Enoquiano - A Linguagem dos Anjos
"A certa altura percebi que só Deus (e através dos seus Anjos) poderia satisfazer o meu desejo, que era o de compreender a natureza de todas as suas criaturas."
John Dee
O inglês John Dee (1529-1609) foi um notável matemático, astrónomo, geógrafo, astrólogo, e ocultista, chegando até a ser conselheiro das cortes da rainha Isabel I. Ao completar 50 anos, e tendo dedicado toda a sua vida ao estudo da Natureza, Dee sentia-se insatisfeito com os seus próprios progressos, e por isso começou a debruçar-se sobre os fenómenos sobrenaturais como meio de compreender melhor o mundo que o rodeava. Dee pretendia, em particular, estabelecer contacto com os anjos: seguindo a fé cristã, Dee acreditava que Deus havia enviado anjos para comunicar com os profetas, no Passado, e que seria possível restabelecer esse contacto e assim voltar a trazer a palavra de Deus à Humanidade. As primeiras tentativas fracassaram, o que levou Dee a contratar Edward Kelly, um místico que muito o havia impressionado com as suas capacidades psíquicas. Os dois homens começaram então a realizar sessões de contacto com “anjos” através de uma bola de cristal, que envolviam preparação meticulosa com orações e jejum, em linha com a tradição cristã. Kelly, fixando a bola de cristal em transe, relatava o que via a Dee, que o anotava escrupulosamente. Os anjos começaram a ensinar a Dee e Kelley a sua própria linguagem, que deveria ser utilizada em invocações especiais no início de cada sessão. Este idioma, até então desconhecido, recebeu mais tarde a designação de “Enoquiano”, numa referência ao profeta Enoque, a única personagem desde Adão a conhecer a “linguagem angélica” (como Dee lhe chamava).

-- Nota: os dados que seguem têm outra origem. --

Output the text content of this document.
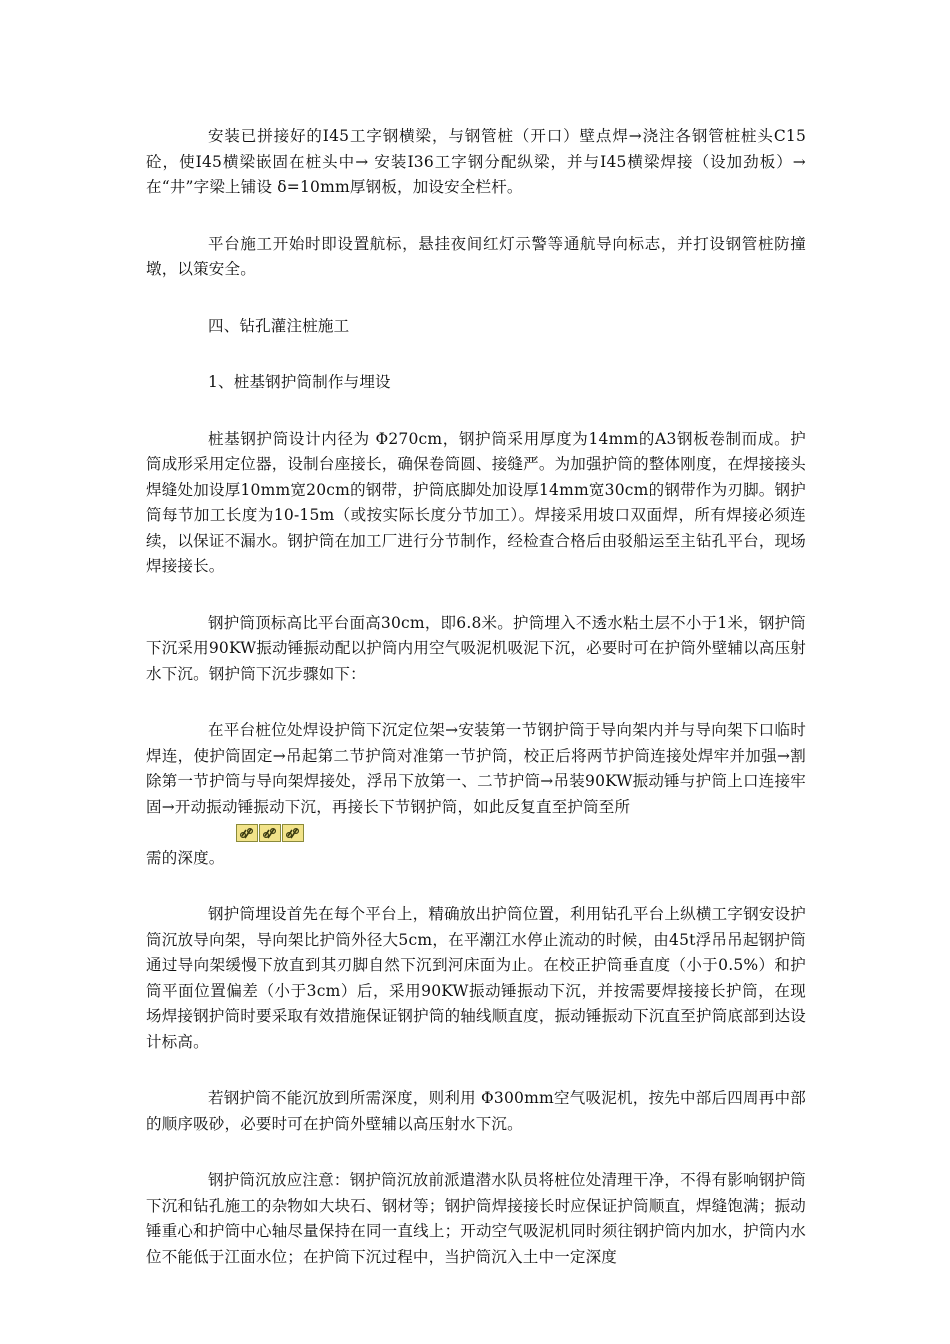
安装已拼接好的I45工字钢横梁，与钢管桩（开口）壁点焊→浇注各钢管桩桩头C15砼，使I45横梁嵌固在桩头中→ 安装I36工字钢分配纵梁，并与I45横梁焊接（设加劲板）→在“井”字梁上铺设 δ=10mm厚钢板，加设安全栏杆。

平台施工开始时即设置航标，悬挂夜间红灯示警等通航导向标志，并打设钢管桩防撞墩，以策安全。

四、钻孔灌注桩施工

1、桩基钢护筒制作与埋设

桩基钢护筒设计内径为 Φ270cm，钢护筒采用厚度为14mm的A3钢板卷制而成。护筒成形采用定位器，设制台座接长，确保卷筒圆、接缝严。为加强护筒的整体刚度，在焊接接头焊缝处加设厚10mm宽20cm的钢带，护筒底脚处加设厚14mm宽30cm的钢带作为刃脚。钢护筒每节加工长度为10-15m（或按实际长度分节加工）。焊接采用坡口双面焊，所有焊接必须连续，以保证不漏水。钢护筒在加工厂进行分节制作，经检查合格后由驳船运至主钻孔平台，现场焊接接长。

钢护筒顶标高比平台面高30cm，即6.8米。护筒埋入不透水粘土层不小于1米，钢护筒下沉采用90KW振动锤振动配以护筒内用空气吸泥机吸泥下沉，必要时可在护筒外壁辅以高压射水下沉。钢护筒下沉步骤如下：

在平台桩位处焊设护筒下沉定位架→安装第一节钢护筒于导向架内并与导向架下口临时焊连，使护筒固定→吊起第二节护筒对准第一节护筒，校正后将两节护筒连接处焊牢并加强→割除第一节护筒与导向架焊接处，浮吊下放第一、二节护筒→吊装90KW振动锤与护筒上口连接牢固→开动振动锤振动下沉，再接长下节钢护筒，如此反复直至护筒至所
需的深度。

钢护筒埋设首先在每个平台上，精确放出护筒位置，利用钻孔平台上纵横工字钢安设护筒沉放导向架，导向架比护筒外径大5cm，在平潮江水停止流动的时候，由45t浮吊吊起钢护筒通过导向架缓慢下放直到其刃脚自然下沉到河床面为止。在校正护筒垂直度（小于0.5%）和护筒平面位置偏差（小于3cm）后，采用90KW振动锤振动下沉，并按需要焊接接长护筒，在现场焊接钢护筒时要采取有效措施保证钢护筒的轴线顺直度，振动锤振动下沉直至护筒底部到达设计标高。

若钢护筒不能沉放到所需深度，则利用 Φ300mm空气吸泥机，按先中部后四周再中部的顺序吸砂，必要时可在护筒外壁辅以高压射水下沉。

钢护筒沉放应注意：钢护筒沉放前派遣潜水队员将桩位处清理干净，不得有影响钢护筒下沉和钻孔施工的杂物如大块石、钢材等；钢护筒焊接接长时应保证护筒顺直，焊缝饱满；振动锤重心和护筒中心轴尽量保持在同一直线上；开动空气吸泥机同时须往钢护筒内加水，护筒内水位不能低于江面水位；在护筒下沉过程中，当护筒沉入土中一定深度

De acordo com os diários de John Dee, o Enoquiano teria sido a linguagem utilizada por Deus para criar o mundo e para falar a Adão e aos anjos. Quando foi expulso do Paraíso, Adão perdeu o conhecimento do Enoquiano, e tentou recriar esta linguagem a partir das vagas memórias que lhe restavam. Começou então a ser utilizado um idioma que viria a ser o percursor do Hebreu, e que foi universalmente utilizado até à queda da Torre de Babel.
Utilizando a linguagem angélica, Dee criou um sistema mágico hoje conhecido por Magia Enoquiana. No entanto, não se sabe até que ponto esse sistema teria sido desenvolvido e utilizado pelo próprio Dee, e foram precisos vários séculos para que os diários de Dee fossem devidamente valorizados pelos estudiosos do ocultismo, o que veio a acontecer pela mão de Samuell McGregor Mathers, fundador da Ordem Hermética da Aurora Dourada. Mais tarde, Aleister Crowley viria a escrever com e sobre o Enoquiano, contribuindo para a sua divulgação entre as diversas correntes ocultistas do séc. XX.
A Magia Enoquiana reveste-se de uma complexidade muito superior à de outras teorias mágicas. A sua interpretação requer profundos conhecimentos de numerologia, e o facto de a maioria dos manuscritos originais de John Dee ter sido destruída pouco depois da sua morte leva a que muitas das chaves indispensáveis à interpretação e utilização do Enoquiano se tenham perdido irremediavelmente. Contudo, várias escolas de pensamento utilizam hoje a linguagem angélica, estudando-a à luz das suas convicções e ensinamentos, sem nunca subestimar o imenso poder que muitos acreditam estar por detrás da linguagem dos anjos.